Une fois alité dans un hôpital de fortune, on essaie tant bien que mal de soigner sa jambe, car si la première balle n'avait fait qu'érafler sa hanche gauche, la deuxième avait quand à elle presque fait exploser la rotule du jeune homme. Une fois stabilisé ce dernier fut ensuite envoyé à l'hôpital militaire de Saigon avant d'être renvoyé au pays. Réformé et complètement dégoûté de la guerre, le beau blond fit rapidement une croix sur le Football Américain et beaucoup trop honteux de rentrer à Aster Cove et de passer pour un infirme aux yeux de ceux qui l'avaient vu partir en héros, il décida de s'installer à New-York. Vivant d'abord chez un ami ancien combattant, le "boiteux" parvint à trouver un petit boulot et un studio et passa presque dix ans à vivoter dans la grande pomme. Il enchaîna donc les jobs ingrats et les appartements miteux jusqu'au 15 août 1983 date à laquelle un courrier lui apprit la mort de son père. Ce dernier était mort en forêt et les circonstances de la mort restent encore aujourd'hui totalement inexpliqué. Cette annonce lui brisa le coeur et fut comme un électrochoc pour lui, ce fut comme à l'époque où il avait vu sa mère malade et qu'il avait prit la décision d'arrêter ses bêtises... là il réalisa qu'il ne pouvait plus continuer à jouer l'autruche et à se cacher à cause de sa blessure.
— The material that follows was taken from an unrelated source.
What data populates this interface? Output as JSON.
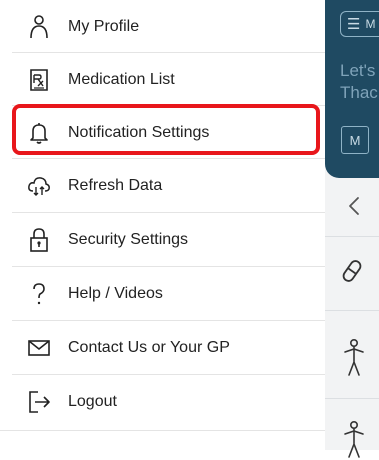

Il revint donc à Aster Cove au mois d'août 1983 pour assister aux funérailles de son paternel et pour annoncer au reste de la famille qu'il était d'accord pour reprendre l'exploitation familiale. Et comme le hasard fait bien les choses, lors d'un passage dans une très vieille et vétuste animalerie d'Augusta il tomba en pâmoison pour la belle Artémis, une Patou (Chien de Montagne des Pyrénées) qui ne trouvait pas de maître à cause d'une grande tache noire autour de son oeil gauche. Sans hésiter, Ulysse vida la quasi-totalité de sa pension d'ancien soldat pour acheter la bestiole qui est aujourd'hui sa principale compagne lorsqu'il s'occupe de ses troupeaux et de ses champs. Désormais de retour au pays il veut retrouver sa vie d'avant la guerre... mais également trouver la réelle raison de la mort de son père puisqu'il ne veut pas se contenter de la raison officielle.